LE DÉPART D'UN RÉGIMENT.—La population parisienne acclame ceux qui vont se battre.
Photographie L. Gimpel.
TOUT FRANÇAIS EST A SON POSTE.—La garde des voies ferrées par les vétérans.
Dessin de Georges SCOTT.
Il n'est plus d'aucune «classe», celui-là. Ou plutôt si: il est de la classe des vieux,—de ceux qui ont passé la cinquantaine, et dont les reins ne pourraient plus porter longtemps le poids du sac, et que leurs jambes, un peu fatiguées, ne sauraient plus conduire «sur le front» aussi vite qu'autrefois... Car lui aussi est allé «sur le front»; il y a longtemps de cela: quarante-quatre ans! Sa jeunesse a connu le sublime espoir de vaincre, et, presque aussitôt, l'affreuse douleur d'être vaincu. Et il a vécu près d'un demi-siècle sous cet affront, avec la haine de l'Allemand au coeur, et cette ambition de la Revanche qui était demeurée, chez nous, le rêve obstiné de tous les vieux!

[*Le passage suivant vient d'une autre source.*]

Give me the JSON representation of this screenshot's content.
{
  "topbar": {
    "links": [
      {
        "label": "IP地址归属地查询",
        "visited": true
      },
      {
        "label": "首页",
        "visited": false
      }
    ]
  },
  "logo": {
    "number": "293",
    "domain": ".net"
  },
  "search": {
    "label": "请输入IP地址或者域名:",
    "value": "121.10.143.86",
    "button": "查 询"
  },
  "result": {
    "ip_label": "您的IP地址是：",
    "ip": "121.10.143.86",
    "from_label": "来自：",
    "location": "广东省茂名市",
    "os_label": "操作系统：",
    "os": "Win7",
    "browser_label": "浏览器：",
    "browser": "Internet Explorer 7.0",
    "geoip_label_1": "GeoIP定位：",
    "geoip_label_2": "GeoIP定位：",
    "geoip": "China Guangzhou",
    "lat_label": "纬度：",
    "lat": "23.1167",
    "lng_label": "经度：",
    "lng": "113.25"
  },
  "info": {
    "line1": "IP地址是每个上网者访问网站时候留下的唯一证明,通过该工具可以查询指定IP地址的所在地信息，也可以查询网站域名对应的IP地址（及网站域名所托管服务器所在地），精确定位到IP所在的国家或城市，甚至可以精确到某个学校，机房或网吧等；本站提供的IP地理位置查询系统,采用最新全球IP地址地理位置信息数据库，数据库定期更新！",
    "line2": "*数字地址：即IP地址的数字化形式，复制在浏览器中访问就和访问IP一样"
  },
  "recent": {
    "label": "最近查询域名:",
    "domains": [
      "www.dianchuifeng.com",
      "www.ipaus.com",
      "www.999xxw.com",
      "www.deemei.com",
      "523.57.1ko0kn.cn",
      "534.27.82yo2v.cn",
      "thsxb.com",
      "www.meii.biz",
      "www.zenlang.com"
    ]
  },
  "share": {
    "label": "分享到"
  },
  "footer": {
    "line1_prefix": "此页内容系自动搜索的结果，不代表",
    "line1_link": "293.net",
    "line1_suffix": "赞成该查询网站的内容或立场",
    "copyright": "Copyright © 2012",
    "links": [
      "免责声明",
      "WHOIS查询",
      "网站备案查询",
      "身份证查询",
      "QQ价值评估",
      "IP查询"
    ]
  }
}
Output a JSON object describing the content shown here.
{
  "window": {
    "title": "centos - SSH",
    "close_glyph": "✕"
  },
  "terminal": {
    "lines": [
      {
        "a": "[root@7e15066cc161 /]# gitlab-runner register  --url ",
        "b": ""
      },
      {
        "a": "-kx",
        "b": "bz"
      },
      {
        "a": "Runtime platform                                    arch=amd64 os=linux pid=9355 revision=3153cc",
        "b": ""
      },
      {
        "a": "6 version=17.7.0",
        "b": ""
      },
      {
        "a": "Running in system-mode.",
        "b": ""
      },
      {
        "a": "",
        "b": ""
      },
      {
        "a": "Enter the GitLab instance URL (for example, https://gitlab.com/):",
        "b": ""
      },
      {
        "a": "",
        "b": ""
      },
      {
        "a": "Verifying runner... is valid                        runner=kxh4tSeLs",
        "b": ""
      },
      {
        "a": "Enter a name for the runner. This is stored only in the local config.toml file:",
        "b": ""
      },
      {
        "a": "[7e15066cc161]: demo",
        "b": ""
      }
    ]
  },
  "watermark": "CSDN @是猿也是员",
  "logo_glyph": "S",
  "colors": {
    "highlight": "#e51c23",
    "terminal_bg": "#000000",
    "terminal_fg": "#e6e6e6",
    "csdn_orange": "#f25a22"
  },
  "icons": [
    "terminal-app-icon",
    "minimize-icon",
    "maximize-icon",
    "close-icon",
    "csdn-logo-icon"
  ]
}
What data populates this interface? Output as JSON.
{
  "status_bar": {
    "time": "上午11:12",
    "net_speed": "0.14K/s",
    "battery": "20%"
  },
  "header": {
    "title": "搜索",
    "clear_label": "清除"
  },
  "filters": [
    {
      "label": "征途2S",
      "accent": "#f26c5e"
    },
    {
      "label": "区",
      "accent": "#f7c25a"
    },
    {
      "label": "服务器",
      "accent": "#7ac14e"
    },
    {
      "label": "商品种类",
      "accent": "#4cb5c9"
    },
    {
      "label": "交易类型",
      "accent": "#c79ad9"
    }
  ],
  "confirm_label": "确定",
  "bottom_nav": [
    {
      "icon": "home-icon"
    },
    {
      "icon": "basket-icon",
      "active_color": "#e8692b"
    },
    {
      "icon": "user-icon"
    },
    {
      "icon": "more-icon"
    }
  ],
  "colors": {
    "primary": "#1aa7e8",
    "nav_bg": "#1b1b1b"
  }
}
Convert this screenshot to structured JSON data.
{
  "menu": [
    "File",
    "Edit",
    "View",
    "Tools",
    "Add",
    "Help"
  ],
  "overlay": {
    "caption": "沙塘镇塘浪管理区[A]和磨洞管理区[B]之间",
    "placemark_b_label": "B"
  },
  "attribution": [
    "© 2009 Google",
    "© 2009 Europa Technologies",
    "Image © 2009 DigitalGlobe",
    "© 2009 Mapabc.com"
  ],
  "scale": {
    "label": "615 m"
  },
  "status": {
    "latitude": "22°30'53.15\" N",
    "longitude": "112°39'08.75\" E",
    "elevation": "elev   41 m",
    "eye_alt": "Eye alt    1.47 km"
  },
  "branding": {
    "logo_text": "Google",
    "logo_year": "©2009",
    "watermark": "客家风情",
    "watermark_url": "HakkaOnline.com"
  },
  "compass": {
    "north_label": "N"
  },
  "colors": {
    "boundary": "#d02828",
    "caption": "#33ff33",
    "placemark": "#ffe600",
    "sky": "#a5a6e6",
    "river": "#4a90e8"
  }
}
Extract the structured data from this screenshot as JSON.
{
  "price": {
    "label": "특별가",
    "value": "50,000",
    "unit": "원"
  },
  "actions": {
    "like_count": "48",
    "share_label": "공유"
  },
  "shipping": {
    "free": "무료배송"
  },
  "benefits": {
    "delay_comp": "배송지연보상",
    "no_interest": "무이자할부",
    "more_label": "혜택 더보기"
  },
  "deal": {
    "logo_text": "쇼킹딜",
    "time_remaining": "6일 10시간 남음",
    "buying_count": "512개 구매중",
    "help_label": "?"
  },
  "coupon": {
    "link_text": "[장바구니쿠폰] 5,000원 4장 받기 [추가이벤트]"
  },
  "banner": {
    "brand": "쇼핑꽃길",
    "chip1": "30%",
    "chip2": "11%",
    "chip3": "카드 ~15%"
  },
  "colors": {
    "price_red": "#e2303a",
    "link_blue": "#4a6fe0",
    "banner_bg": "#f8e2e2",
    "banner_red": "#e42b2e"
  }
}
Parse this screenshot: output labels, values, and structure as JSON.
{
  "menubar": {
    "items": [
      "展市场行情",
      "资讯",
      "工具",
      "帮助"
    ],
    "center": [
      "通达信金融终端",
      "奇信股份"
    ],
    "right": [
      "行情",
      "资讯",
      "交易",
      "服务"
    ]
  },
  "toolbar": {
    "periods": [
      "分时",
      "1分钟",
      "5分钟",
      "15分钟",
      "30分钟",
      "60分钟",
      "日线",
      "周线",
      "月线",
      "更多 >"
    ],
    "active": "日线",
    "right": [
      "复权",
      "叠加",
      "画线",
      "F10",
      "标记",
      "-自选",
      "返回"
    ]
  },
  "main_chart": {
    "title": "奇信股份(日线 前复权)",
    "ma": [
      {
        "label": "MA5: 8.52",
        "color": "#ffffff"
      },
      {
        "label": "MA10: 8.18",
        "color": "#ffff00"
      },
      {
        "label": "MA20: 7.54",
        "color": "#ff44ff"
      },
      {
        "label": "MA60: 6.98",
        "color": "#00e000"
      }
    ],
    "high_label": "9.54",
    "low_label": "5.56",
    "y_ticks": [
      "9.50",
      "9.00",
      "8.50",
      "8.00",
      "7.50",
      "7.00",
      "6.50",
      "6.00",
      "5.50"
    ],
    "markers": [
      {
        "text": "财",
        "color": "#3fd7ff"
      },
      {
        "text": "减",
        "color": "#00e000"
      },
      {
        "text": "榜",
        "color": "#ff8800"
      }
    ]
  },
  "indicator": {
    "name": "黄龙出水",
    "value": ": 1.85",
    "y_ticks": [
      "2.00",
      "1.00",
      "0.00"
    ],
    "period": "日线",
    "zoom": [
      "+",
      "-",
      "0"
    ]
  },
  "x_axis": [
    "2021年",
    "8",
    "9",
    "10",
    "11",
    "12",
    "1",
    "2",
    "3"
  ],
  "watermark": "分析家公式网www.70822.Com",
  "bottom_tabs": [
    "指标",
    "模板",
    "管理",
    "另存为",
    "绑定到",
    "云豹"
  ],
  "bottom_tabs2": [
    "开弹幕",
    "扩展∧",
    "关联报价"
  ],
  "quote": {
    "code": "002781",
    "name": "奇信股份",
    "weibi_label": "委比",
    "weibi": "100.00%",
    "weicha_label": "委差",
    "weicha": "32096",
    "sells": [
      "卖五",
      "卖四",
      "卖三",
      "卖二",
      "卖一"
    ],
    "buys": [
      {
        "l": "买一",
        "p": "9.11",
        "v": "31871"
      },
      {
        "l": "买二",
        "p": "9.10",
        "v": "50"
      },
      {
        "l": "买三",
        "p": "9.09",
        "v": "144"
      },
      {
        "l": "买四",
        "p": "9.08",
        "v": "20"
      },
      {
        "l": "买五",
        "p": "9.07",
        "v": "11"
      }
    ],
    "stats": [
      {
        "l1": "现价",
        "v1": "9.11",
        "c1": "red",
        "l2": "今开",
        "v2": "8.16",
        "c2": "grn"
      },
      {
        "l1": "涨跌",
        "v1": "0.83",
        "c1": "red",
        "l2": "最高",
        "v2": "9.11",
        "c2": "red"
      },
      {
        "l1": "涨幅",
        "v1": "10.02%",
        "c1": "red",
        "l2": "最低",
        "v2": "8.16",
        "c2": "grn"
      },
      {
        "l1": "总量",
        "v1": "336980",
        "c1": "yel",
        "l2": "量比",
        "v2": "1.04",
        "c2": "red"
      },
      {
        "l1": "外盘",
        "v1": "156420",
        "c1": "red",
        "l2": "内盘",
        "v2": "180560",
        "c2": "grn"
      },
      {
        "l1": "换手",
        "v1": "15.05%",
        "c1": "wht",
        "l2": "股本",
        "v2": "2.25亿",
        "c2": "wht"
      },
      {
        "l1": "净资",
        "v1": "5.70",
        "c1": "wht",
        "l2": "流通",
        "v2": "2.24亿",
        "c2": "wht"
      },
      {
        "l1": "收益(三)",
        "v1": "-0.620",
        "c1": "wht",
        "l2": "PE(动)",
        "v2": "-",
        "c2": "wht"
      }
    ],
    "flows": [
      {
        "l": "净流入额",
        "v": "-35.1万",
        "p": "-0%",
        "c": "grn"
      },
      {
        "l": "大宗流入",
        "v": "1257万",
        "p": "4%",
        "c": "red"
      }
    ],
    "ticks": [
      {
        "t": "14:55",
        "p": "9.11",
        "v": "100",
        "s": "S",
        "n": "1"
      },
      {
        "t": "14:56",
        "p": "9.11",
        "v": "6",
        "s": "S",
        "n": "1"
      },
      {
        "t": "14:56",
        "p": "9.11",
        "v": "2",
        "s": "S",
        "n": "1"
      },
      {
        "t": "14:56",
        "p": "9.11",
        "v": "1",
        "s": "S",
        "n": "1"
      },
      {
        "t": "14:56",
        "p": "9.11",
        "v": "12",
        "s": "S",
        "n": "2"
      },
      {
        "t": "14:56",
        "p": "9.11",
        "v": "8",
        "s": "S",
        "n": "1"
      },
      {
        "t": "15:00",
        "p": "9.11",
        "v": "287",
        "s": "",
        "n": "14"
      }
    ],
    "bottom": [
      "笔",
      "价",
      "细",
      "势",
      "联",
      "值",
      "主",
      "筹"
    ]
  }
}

Le voilà près d'être réalisé, ce rêve-là! Au souffle de joie et d'enthousiasme qui a passé sur le pays, le vieux s'est senti rajeunir. Il a vu partir un fils, un petit-fils peut-être, et, dans cette minute d'angoisse paternelle, il s'est aperçu qu'il était content tout de même,—et presque jaloux de ceux qu'il accompagnait au train.